Jack Sprat could eat no fat,
His wife could eat no lean;
And so between them both, you see,
They licked the platter clean.

Source: Songs the Children Love to Sing (1916)

Version 2

Jack Sprat could eat no fat
His wife could eat no lean
And so betwixt the two of them
They licked the platter clean

Jack ate all the lean,
Joan ate all the fat.
The bone they picked it clean,
Then gave it to the cat.

Jack Sprat was wheeling,
His wife by the ditch.
The barrow turned over,
And in she did pitch.

Says Jack, “She’ll be drowned!”
But Joan did not reply,
“I don’t think I shall,
for the ditch is quite dry.”

Source: Mother Goose’s Nursery Rhymes (1817)

Version 3

Jack Sprat he loved no fat,
and his wife she lov’d no lean:
And yet betwixt them both,
they lick’t the platters clean.

Source: Ray, English Proverbs (1670)

Historical Background

There are a number of historical interpretations of “Jack Sprat.” One theory claims that the rhyme refers to King Charles I (1625 – 1649) and his queen, Henrietta Maria (1609 – 1669).

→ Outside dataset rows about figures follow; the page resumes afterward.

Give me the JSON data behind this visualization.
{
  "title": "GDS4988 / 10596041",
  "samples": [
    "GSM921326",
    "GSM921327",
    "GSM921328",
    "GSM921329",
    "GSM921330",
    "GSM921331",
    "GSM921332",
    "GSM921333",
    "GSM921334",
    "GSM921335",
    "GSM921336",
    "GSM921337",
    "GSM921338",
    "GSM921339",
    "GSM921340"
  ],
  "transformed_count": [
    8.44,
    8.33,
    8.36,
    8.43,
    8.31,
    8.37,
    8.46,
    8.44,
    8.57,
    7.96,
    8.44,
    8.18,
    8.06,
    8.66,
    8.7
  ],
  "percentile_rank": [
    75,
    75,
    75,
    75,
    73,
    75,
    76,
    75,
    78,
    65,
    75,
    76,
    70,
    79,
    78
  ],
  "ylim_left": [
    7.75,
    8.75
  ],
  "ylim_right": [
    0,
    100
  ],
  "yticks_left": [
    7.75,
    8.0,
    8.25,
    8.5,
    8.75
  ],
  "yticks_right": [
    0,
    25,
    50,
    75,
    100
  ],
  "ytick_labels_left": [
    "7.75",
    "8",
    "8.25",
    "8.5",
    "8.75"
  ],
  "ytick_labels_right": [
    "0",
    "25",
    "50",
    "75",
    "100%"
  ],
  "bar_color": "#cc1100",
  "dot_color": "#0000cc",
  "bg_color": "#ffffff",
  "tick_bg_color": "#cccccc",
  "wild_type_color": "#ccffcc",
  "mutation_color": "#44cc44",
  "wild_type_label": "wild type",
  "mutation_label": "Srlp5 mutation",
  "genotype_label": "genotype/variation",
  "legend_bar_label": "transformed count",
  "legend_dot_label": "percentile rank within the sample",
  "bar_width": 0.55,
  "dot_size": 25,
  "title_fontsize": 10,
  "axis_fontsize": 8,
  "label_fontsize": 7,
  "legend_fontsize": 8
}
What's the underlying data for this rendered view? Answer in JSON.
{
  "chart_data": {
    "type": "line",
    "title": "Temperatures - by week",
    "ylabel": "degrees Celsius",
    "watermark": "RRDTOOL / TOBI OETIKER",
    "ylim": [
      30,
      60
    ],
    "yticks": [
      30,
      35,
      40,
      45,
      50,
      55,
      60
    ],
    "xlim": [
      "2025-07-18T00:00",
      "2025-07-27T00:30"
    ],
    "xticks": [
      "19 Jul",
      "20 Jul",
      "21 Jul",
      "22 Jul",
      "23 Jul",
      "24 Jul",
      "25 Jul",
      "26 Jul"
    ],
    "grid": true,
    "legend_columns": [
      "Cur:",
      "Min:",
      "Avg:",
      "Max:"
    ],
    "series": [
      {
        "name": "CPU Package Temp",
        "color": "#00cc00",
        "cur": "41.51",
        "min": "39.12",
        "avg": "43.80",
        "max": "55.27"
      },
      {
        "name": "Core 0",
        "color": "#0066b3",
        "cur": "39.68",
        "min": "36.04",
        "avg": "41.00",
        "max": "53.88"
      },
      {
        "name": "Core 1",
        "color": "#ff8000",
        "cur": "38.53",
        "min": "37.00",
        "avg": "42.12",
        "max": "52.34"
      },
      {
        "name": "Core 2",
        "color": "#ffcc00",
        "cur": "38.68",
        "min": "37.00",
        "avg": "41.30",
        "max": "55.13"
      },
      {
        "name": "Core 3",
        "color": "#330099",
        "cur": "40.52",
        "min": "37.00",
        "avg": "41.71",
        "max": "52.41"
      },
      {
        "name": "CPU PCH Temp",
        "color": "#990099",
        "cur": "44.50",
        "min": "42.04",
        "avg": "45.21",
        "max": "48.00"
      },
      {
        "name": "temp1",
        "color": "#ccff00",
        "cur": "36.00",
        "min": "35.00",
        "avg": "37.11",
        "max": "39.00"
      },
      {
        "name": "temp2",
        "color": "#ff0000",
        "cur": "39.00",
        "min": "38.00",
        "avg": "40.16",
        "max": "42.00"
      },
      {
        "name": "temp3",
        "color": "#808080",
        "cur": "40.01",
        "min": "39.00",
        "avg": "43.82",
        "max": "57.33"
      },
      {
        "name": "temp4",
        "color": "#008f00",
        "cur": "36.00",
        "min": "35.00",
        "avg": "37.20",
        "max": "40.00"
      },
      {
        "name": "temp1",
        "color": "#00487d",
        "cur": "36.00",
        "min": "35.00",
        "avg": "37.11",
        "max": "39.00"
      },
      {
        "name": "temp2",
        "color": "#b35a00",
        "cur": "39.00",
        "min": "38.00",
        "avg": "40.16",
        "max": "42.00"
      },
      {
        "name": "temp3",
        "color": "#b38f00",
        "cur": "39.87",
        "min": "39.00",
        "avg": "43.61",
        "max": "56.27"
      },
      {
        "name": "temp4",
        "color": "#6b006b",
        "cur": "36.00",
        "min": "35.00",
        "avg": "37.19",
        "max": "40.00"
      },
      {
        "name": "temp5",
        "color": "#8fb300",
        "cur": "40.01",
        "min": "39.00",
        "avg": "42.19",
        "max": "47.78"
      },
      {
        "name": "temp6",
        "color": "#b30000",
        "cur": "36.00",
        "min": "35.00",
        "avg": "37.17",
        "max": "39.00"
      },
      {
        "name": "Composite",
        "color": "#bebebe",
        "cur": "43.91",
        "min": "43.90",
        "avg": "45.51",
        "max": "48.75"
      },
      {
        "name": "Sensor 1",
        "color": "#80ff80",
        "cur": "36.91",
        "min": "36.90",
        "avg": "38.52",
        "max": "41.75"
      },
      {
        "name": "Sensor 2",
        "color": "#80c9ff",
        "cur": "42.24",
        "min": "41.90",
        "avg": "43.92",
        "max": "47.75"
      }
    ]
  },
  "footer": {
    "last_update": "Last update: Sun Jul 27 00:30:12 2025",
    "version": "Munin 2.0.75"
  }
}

When Charles declared war on Spain, the parliament “left him lean,” failing to fund his cause. In result, the bitter King implemented an illegal war tax without Parliament’s consent “to get some fat.” Another analysis connects the rhyme to Richard I, also known as Richard the Lionheart (1157 – 1199), and his younger brother King John (1166 – 1216). John was married to Joan, the greedy daughter of the Earl of Gloucester (“Joan ate all the fat”). When Richard was taken for ransom by Duke Leopold, John had to leave the country destitute in order to raise the money. Between John\'s desperation and Joan\'s greed, “they picked the platter clean”.